Wilmers has exploited every banking and financial crisis of the past three-plus decades to expand M&T Bank's franchise for pennies on the dollar. He bought banks and thrifts during the savings and loan crisis, the Asian and Russian crises of the late 1990s, and most recently during the financial crisis of 2008-2009. His current tally is 23 acquisitions. All of these, insofar as I'm aware, have added to shareholder value as opposed to subtracted from it, as the vast majority of acquisitions tend to do.

Just as importantly, Wilmers' team has embedded M&T Bank's culture into each of its acquisitions. CFO Rene Jones emphasized this point during a recent conversation. "We pair every employee of the acquired bank up with an M&T employee, and often ones that came to the bank through past acquisitions," said Jones. "It's a pay-it-forward type of approach." Thus, just like Wells Fargo and U.S. Bancorp, M&T Bank's extraordinary success doesn't derive from claims of an amorphous and immeasurable culture. It comes, instead, from the tangible manifestations of that culture -- efficiency, prudence, and an opportunistic approach to acquisitions.

I'd be remiss if I didn't mention that JPMorgan Chase (JPM 0.15%) approaches its trade in the same way. It became the biggest bank in America eight years ago on the back of CEO Jamie Dimon's extreme conservatism. He disdains wasteful spending, and obsesses over risk management and a fortress balance sheet.
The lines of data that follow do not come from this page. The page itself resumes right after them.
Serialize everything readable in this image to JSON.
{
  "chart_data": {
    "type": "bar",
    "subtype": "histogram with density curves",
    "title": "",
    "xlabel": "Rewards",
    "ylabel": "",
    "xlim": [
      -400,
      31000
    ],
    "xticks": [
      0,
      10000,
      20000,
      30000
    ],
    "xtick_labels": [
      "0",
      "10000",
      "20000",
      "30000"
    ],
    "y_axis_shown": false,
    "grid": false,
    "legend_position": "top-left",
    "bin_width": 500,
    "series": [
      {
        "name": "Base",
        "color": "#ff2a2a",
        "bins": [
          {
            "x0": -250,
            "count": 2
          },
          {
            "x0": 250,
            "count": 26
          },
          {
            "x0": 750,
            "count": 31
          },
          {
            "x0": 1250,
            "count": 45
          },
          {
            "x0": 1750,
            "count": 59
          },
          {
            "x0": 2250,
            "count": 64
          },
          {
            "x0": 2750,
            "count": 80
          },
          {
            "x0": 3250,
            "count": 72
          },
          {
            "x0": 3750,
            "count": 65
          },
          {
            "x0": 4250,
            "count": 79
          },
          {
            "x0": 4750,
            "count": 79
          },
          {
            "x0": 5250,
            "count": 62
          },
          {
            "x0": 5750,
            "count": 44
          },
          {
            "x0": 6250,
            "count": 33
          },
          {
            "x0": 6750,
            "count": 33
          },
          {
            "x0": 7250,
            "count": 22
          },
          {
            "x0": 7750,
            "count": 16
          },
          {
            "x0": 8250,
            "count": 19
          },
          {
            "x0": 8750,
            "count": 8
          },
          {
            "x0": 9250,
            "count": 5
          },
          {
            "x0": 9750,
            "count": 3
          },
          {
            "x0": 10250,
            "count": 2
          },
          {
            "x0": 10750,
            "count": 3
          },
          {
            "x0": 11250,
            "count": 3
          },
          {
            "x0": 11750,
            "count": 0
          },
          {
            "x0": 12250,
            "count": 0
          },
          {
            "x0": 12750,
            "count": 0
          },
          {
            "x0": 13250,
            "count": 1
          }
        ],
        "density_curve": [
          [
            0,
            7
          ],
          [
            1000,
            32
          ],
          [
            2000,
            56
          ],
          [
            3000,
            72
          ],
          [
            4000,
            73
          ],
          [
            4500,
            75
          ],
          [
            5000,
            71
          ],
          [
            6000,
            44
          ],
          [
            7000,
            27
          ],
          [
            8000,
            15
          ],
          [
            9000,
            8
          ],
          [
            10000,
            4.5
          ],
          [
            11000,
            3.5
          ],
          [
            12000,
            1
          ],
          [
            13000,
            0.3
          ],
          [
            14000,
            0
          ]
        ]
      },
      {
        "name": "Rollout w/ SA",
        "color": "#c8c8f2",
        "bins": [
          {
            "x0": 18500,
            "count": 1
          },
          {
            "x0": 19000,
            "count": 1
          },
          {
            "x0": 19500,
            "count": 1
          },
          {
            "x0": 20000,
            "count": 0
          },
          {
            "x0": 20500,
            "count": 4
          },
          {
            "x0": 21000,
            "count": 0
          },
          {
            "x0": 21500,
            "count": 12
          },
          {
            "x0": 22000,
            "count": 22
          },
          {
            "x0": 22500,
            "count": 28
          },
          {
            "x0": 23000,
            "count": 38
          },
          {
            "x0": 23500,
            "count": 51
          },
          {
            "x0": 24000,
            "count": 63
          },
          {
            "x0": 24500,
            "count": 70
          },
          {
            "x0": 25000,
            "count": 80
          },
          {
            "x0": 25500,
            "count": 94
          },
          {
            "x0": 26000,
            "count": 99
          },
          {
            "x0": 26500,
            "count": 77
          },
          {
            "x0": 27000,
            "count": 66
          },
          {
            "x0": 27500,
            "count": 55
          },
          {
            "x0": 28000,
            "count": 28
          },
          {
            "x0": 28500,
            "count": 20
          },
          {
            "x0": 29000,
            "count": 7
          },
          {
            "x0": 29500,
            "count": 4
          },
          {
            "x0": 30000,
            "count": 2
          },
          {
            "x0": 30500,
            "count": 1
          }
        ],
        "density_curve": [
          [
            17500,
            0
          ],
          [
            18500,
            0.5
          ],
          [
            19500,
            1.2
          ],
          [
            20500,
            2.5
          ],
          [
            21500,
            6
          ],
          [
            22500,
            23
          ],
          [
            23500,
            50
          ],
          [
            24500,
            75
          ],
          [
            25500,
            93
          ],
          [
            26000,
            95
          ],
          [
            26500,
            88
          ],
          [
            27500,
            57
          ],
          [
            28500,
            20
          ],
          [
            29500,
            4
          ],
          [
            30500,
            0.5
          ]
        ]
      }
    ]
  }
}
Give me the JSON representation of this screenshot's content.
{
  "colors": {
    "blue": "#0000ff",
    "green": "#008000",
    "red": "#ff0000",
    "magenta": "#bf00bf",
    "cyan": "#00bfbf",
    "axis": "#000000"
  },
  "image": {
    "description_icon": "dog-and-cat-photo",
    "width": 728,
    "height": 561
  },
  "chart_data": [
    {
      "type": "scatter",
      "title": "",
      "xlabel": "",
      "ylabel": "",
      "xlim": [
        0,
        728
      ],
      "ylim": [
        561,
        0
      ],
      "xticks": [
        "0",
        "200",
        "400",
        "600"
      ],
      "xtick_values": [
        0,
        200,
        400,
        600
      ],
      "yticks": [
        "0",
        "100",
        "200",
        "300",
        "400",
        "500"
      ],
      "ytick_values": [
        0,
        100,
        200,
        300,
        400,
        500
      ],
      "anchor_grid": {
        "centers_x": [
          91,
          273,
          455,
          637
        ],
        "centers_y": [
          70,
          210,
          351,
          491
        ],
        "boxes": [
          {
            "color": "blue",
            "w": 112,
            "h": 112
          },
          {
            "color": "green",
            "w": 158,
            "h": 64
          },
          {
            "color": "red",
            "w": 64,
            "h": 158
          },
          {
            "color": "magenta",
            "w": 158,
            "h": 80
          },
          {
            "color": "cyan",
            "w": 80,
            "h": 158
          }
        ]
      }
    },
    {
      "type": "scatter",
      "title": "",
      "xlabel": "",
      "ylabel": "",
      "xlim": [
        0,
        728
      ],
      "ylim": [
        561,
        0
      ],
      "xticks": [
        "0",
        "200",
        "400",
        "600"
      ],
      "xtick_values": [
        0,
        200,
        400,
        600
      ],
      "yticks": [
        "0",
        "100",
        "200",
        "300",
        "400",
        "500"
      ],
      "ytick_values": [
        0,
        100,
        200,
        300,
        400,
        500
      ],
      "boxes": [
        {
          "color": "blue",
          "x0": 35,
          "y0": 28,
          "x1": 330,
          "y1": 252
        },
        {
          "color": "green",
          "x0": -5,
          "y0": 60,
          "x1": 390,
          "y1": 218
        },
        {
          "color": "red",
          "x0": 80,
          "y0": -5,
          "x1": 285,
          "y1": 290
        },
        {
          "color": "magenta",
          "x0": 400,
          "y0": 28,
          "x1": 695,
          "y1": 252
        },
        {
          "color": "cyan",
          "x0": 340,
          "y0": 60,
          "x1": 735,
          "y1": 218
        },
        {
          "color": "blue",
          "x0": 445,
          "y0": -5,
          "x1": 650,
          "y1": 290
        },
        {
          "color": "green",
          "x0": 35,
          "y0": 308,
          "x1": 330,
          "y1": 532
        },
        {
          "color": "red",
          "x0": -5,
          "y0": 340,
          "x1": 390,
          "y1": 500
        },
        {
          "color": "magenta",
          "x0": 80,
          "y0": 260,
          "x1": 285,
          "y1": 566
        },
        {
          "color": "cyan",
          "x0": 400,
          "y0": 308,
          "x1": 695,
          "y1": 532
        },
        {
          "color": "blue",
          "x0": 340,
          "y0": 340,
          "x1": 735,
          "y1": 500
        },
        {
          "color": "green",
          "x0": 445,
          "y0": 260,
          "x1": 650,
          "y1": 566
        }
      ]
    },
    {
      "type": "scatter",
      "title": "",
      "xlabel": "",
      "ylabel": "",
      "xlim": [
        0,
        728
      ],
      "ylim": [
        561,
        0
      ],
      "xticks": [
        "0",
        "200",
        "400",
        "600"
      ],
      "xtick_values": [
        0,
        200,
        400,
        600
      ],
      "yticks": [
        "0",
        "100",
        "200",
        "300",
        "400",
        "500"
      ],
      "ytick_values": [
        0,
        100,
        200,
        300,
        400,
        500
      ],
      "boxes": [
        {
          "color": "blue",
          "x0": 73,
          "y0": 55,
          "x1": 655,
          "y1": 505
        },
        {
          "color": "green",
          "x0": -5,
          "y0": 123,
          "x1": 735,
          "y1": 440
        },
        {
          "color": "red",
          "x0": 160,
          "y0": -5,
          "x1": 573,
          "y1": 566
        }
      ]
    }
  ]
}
It's the same package of plays that Dimon used to turn Bank One around in the years before JPMorgan Chase acquired the Chicago-based regional bank. And it's this approach that empowered JPMorgan Chase to expand during the financial crisis while so many of its competitors retreated to lick their wounds.

The counterpoints to these examples speak volumes about not only the importance of a prudent culture, but also about the difficulty of eradicating imprudence once it takes hold. Bank of America and Citigroup (C -1.09%) have nearly failed in every major banking crisis dating back to the Great Depression. Most recently, Citigroup almost went under in the 1990s after it lent money to teetering South and Central American countries. Bank of America was on the verge of bankruptcy around the same time thanks to excessive spending, reckless lending, and an inverted yield curve. And of course, Bank of America and Citigroup would have both failed in the latest crisis if the federal government hadn't stepped in with hundreds of billions of dollars' worth of capital and loans.

The point here is that culture can indeed act as a competitive advantage. But that isn't because a bank's CEO pays lip service to the idea in a company's annual shareholder letter. It stems, instead, from the role that culture plays in fostering the tangible and measurable advantages of efficiency and prudence. As JPMorgan Chase's Dimon puts it: "You can say it all you want, but unless you do it, no one gives a damn."